Avec cette capacité à traiter «l’imperfection»  comme une donnée d’équation, les intelligences artificielles ne jouent plus dans la même cour. On peut sans crainte avancer qu’il sera possible, à l’avenir, d’avoir des robots capables de rivaliser avec les humains sur des enjeux impliquant la décision humaine. Ils pourraient prendre de meilleures décisions dans les transactions financières, ou dresser de meilleures stratégies militaires.

«En fait, le poker est le moindre de nos soucis. Nous avons à présent une machine capable de vous botter les fesses en affaires ou sur le plan militaire», s’inquiète Roman V. Yampolskiy, professeur de sciences informatique de l’université de Louisville.

Au sujet du Deep learning

Le Deep learning dont il est question est une révolution en cela que les intelligence artificielles, qui s’en tenaient à analyser et comparer des données, peuvent maintenant les « comprendre » et apprendre d’elle même ; ce qui la porte à un niveau d’abstraction supérieur. « Par exemple, une IA à qui on donne des photos représentant des museaux, du pelage, des moustaches et des coussinets sous les pattes, est capable d’élaborer le concept de chat. Elle utilise une logique exploratoire qui crée des concepts, elle n’est pas uniquement constituée d’algorithmes préprogrammés», explique Stéphane Mallard, chargé de stratégie et d’innovation dans les salles de marché de la Société Générale.

En 2011, une expérience a été menée dans un jeu télévisé américain, Jeopardy, dans lequel les candidats doivent trouver la question à partir d’une réponse. Une IA développée par IBM, nommée Watson, a gagné haut la main. Or aujourd’hui, d’après Stéphane Mallard, cette IA serait  2 500 fois plus puissante.

Il semble impossible, même pour une IA, de prévoir aujourd’hui jusqu’où ira le développement de ces machines.
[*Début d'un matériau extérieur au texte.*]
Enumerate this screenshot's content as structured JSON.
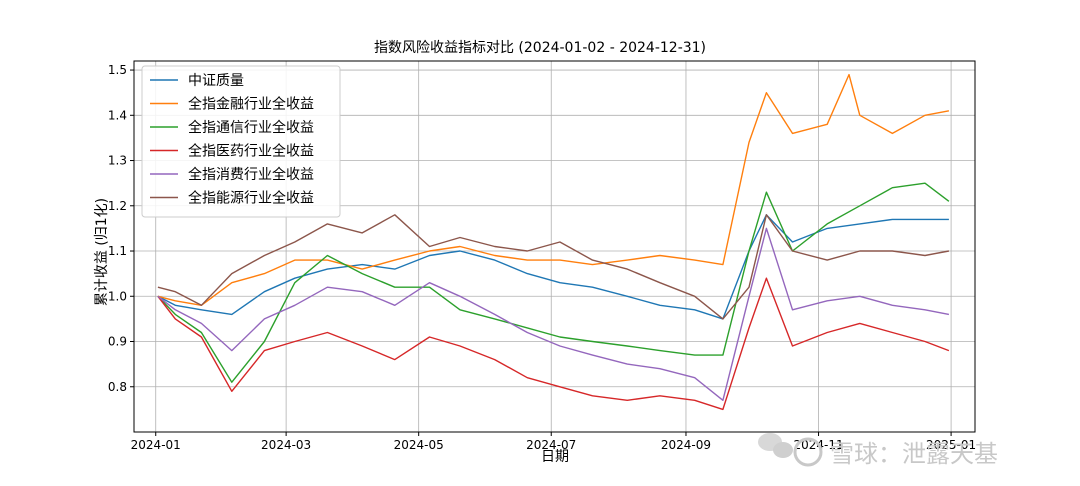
{
  "chart_data": {
    "type": "line",
    "title": "指数风险收益指标对比 (2024-01-02 - 2024-12-31)",
    "xlabel": "日期",
    "ylabel": "累计收益 (归1化)",
    "x_range": [
      "2023-12-22",
      "2025-01-12"
    ],
    "ylim": [
      0.7,
      1.52
    ],
    "yticks": [
      0.8,
      0.9,
      1.0,
      1.1,
      1.2,
      1.3,
      1.4,
      1.5
    ],
    "ytick_labels": [
      "0.8",
      "0.9",
      "1.0",
      "1.1",
      "1.2",
      "1.3",
      "1.4",
      "1.5"
    ],
    "xticks": [
      "2024-01-01",
      "2024-03-01",
      "2024-05-01",
      "2024-07-01",
      "2024-09-01",
      "2024-11-01",
      "2025-01-01"
    ],
    "xtick_labels": [
      "2024-01",
      "2024-03",
      "2024-05",
      "2024-07",
      "2024-09",
      "2024-11",
      "2025-01"
    ],
    "grid": true,
    "legend_position": "top-left",
    "series": [
      {
        "name": "中证质量",
        "color": "#1f77b4",
        "x": [
          "2024-01-02",
          "2024-01-10",
          "2024-01-22",
          "2024-02-05",
          "2024-02-20",
          "2024-03-05",
          "2024-03-20",
          "2024-04-05",
          "2024-04-20",
          "2024-05-06",
          "2024-05-20",
          "2024-06-05",
          "2024-06-20",
          "2024-07-05",
          "2024-07-20",
          "2024-08-05",
          "2024-08-20",
          "2024-09-05",
          "2024-09-18",
          "2024-09-30",
          "2024-10-08",
          "2024-10-20",
          "2024-11-05",
          "2024-11-20",
          "2024-12-05",
          "2024-12-20",
          "2024-12-31"
        ],
        "y": [
          1.0,
          0.98,
          0.97,
          0.96,
          1.01,
          1.04,
          1.06,
          1.07,
          1.06,
          1.09,
          1.1,
          1.08,
          1.05,
          1.03,
          1.02,
          1.0,
          0.98,
          0.97,
          0.95,
          1.1,
          1.18,
          1.12,
          1.15,
          1.16,
          1.17,
          1.17,
          1.17
        ]
      },
      {
        "name": "全指金融行业全收益",
        "color": "#ff7f0e",
        "x": [
          "2024-01-02",
          "2024-01-10",
          "2024-01-22",
          "2024-02-05",
          "2024-02-20",
          "2024-03-05",
          "2024-03-20",
          "2024-04-05",
          "2024-04-20",
          "2024-05-06",
          "2024-05-20",
          "2024-06-05",
          "2024-06-20",
          "2024-07-05",
          "2024-07-20",
          "2024-08-05",
          "2024-08-20",
          "2024-09-05",
          "2024-09-18",
          "2024-09-30",
          "2024-10-08",
          "2024-10-20",
          "2024-11-05",
          "2024-11-15",
          "2024-11-20",
          "2024-12-05",
          "2024-12-20",
          "2024-12-31"
        ],
        "y": [
          1.0,
          0.99,
          0.98,
          1.03,
          1.05,
          1.08,
          1.08,
          1.06,
          1.08,
          1.1,
          1.11,
          1.09,
          1.08,
          1.08,
          1.07,
          1.08,
          1.09,
          1.08,
          1.07,
          1.34,
          1.45,
          1.36,
          1.38,
          1.49,
          1.4,
          1.36,
          1.4,
          1.41
        ]
      },
      {
        "name": "全指通信行业全收益",
        "color": "#2ca02c",
        "x": [
          "2024-01-02",
          "2024-01-10",
          "2024-01-22",
          "2024-02-05",
          "2024-02-20",
          "2024-03-05",
          "2024-03-20",
          "2024-04-05",
          "2024-04-20",
          "2024-05-06",
          "2024-05-20",
          "2024-06-05",
          "2024-06-20",
          "2024-07-05",
          "2024-07-20",
          "2024-08-05",
          "2024-08-20",
          "2024-09-05",
          "2024-09-18",
          "2024-09-30",
          "2024-10-08",
          "2024-10-20",
          "2024-11-05",
          "2024-11-20",
          "2024-12-05",
          "2024-12-20",
          "2024-12-31"
        ],
        "y": [
          1.0,
          0.96,
          0.92,
          0.81,
          0.9,
          1.03,
          1.09,
          1.05,
          1.02,
          1.02,
          0.97,
          0.95,
          0.93,
          0.91,
          0.9,
          0.89,
          0.88,
          0.87,
          0.87,
          1.1,
          1.23,
          1.1,
          1.16,
          1.2,
          1.24,
          1.25,
          1.21
        ]
      },
      {
        "name": "全指医药行业全收益",
        "color": "#d62728",
        "x": [
          "2024-01-02",
          "2024-01-10",
          "2024-01-22",
          "2024-02-05",
          "2024-02-20",
          "2024-03-05",
          "2024-03-20",
          "2024-04-05",
          "2024-04-20",
          "2024-05-06",
          "2024-05-20",
          "2024-06-05",
          "2024-06-20",
          "2024-07-05",
          "2024-07-20",
          "2024-08-05",
          "2024-08-20",
          "2024-09-05",
          "2024-09-18",
          "2024-09-30",
          "2024-10-08",
          "2024-10-20",
          "2024-11-05",
          "2024-11-20",
          "2024-12-05",
          "2024-12-20",
          "2024-12-31"
        ],
        "y": [
          1.0,
          0.95,
          0.91,
          0.79,
          0.88,
          0.9,
          0.92,
          0.89,
          0.86,
          0.91,
          0.89,
          0.86,
          0.82,
          0.8,
          0.78,
          0.77,
          0.78,
          0.77,
          0.75,
          0.93,
          1.04,
          0.89,
          0.92,
          0.94,
          0.92,
          0.9,
          0.88
        ]
      },
      {
        "name": "全指消费行业全收益",
        "color": "#9467bd",
        "x": [
          "2024-01-02",
          "2024-01-10",
          "2024-01-22",
          "2024-02-05",
          "2024-02-20",
          "2024-03-05",
          "2024-03-20",
          "2024-04-05",
          "2024-04-20",
          "2024-05-06",
          "2024-05-20",
          "2024-06-05",
          "2024-06-20",
          "2024-07-05",
          "2024-07-20",
          "2024-08-05",
          "2024-08-20",
          "2024-09-05",
          "2024-09-18",
          "2024-09-30",
          "2024-10-08",
          "2024-10-20",
          "2024-11-05",
          "2024-11-20",
          "2024-12-05",
          "2024-12-20",
          "2024-12-31"
        ],
        "y": [
          1.0,
          0.97,
          0.94,
          0.88,
          0.95,
          0.98,
          1.02,
          1.01,
          0.98,
          1.03,
          1.0,
          0.96,
          0.92,
          0.89,
          0.87,
          0.85,
          0.84,
          0.82,
          0.77,
          1.0,
          1.15,
          0.97,
          0.99,
          1.0,
          0.98,
          0.97,
          0.96
        ]
      },
      {
        "name": "全指能源行业全收益",
        "color": "#8c564b",
        "x": [
          "2024-01-02",
          "2024-01-10",
          "2024-01-22",
          "2024-02-05",
          "2024-02-20",
          "2024-03-05",
          "2024-03-20",
          "2024-04-05",
          "2024-04-20",
          "2024-05-06",
          "2024-05-20",
          "2024-06-05",
          "2024-06-20",
          "2024-07-05",
          "2024-07-20",
          "2024-08-05",
          "2024-08-20",
          "2024-09-05",
          "2024-09-18",
          "2024-09-30",
          "2024-10-08",
          "2024-10-20",
          "2024-11-05",
          "2024-11-20",
          "2024-12-05",
          "2024-12-20",
          "2024-12-31"
        ],
        "y": [
          1.02,
          1.01,
          0.98,
          1.05,
          1.09,
          1.12,
          1.16,
          1.14,
          1.18,
          1.11,
          1.13,
          1.11,
          1.1,
          1.12,
          1.08,
          1.06,
          1.03,
          1.0,
          0.95,
          1.02,
          1.18,
          1.1,
          1.08,
          1.1,
          1.1,
          1.09,
          1.1
        ]
      }
    ]
  },
  "watermark": {
    "text": "雪球：泄露天基"
  }
}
Mais comme dans les fables tournant autour de l’apprenti-sorcier, il se pourrait que l’erreur ne soit comprise que trop tard.

D’après le producteur, auteur et conférencier Cyrille de Lasteyrie, la rapidité du développement de l’IA, le fait d’ignorer les conséquences du développement de l’IA est dangereux. « En 2005, les entreprises ne prenaient pas internet au sérieux, et considéraient le phénomène comme un sujet secondaire. Dix ans après, ces mêmes boîtes nous appellent en panique pour mener une transformation digitale profonde et de toute urgence… Je suis convaincu que c’est la même problématique avec l’intelligence artificielle, multipliée par dix. Les conséquences business, organisationnelles, technologiques, humaines ou sociologiques sont énormes », indique t-il dans une interview accordée à Challenges en septembre dernier.